Şahingöz bol bol okuyup yazan biri, zaten ağırlaştırılmış müebbet mahkumunun da başka yapabileceği bir şey yok. 24 saat olan gününün 23 saatini tek başına bir hücrede geçiriyor. Sosyal hayat diye bir şey söz konusu değil. Şahingöz “bu şartlar içerisinde insanın elinden kitapları da almaya kalkışmak bir cinayettir” diyor.

Cezaevinde hijyene önem veriyoruz, beyinler kirlenmesin!

5275 sayılı ceza ve infaz kanununun yürürlüğe girdiği 1 Haziran 2005 tarihine kadar, hücrelerde bulundurulabilecek kitap sayısı en fazla 3 ile sınırlıydı. Bu tarihte yapılan değişiklikle bu sınır kaldırıldı.

Ama cezaevlerinde hep bir kitap takıntısı var. Mesela tahliye olurken kitaplarınızı koğuş arkadaşınıza hediye edip gidemezsiniz. Kütüphane alır.

Kitap yasaklamak, yakmak, toplatmakla dolu tarihimize bir de basılmamış kitapların bilgisayarlardan ‘DELETE’ yoluyla imhası, “CTRL A, CTRL X, CTRL C” şeklinde müsadere edilmesi ve ünlü Türk büyükleri tarafından “bomba” olmakla itham edilmesi eklenince, bu takıntıyı normalleştirmek mümkün. Bu sebeple kitapların sınırlandırılmasına dönük olarak çeşitli cezaevlerinde kendilerine göre çeşitli uygulamalar bulunuyor.
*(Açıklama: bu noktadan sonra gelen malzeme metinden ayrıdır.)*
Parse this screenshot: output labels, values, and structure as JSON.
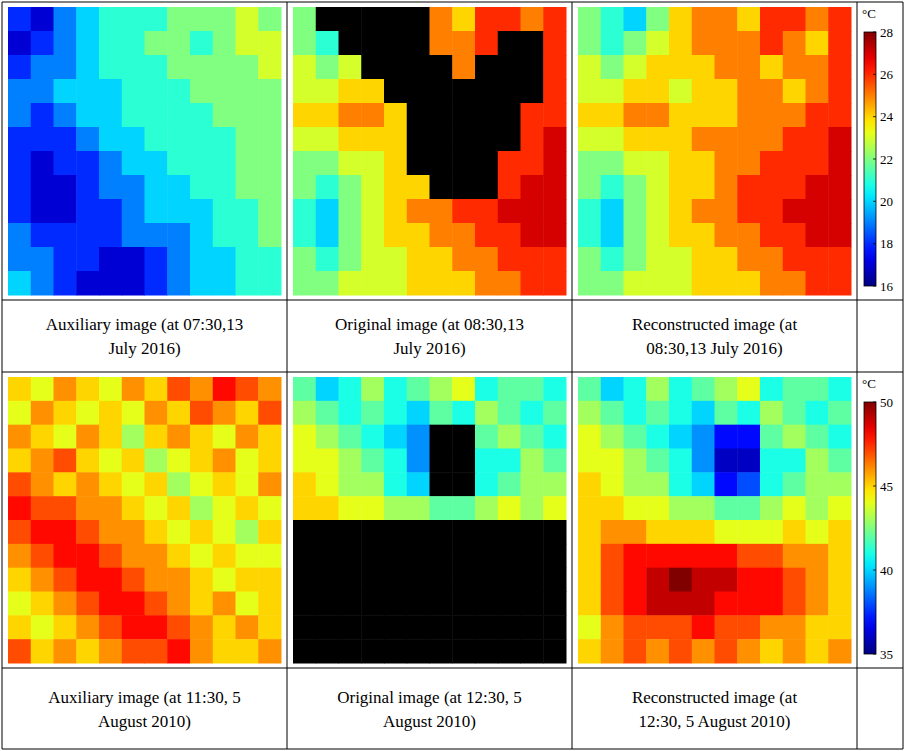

Bunların da kendilerince ‘mantıklı’ nedenleri var.

Bu nedenlerden biri “kitapların hijyeni olumsuz etkilediği” yönünde… Öyle ya, kitap dediğin beyine bir sürü bilgi kirliliği!
Önce şu hijyen konusuna bakalım: Şahingöz diyor ki; “Hücrelerin bakımını, boya ve badanasını 10 yılda 1 yapmaktadır. 1 Nolu Tekirdağ F Tipi Cezaevi açıldı açılalı, (ki 13. Yılına girdi), hücrelerin bakımı, boya ve badanası sadece ama sadece 1 kez 2010 yılında yapılmıştır. Uluslararası yasalar ve sözleşmeler gereği zorunlu olduğu halde, cezaevi yönetimi bizlere hiçbir temizlik malzemesi vermemekte; parası olmayan bir tek el sabununa bile sahip olamamaktadır”

Bu hijyen durumu bize bir soru önergesi ödevi olsun. Geçelim kitap konusuna:

SINIRSIZ DENİYOR AMA

Tekirdağ 1 Nolu F Tipi Cezaevi İdare ve Gözlem Kurulu, 11 Ocak günü toplanıyor.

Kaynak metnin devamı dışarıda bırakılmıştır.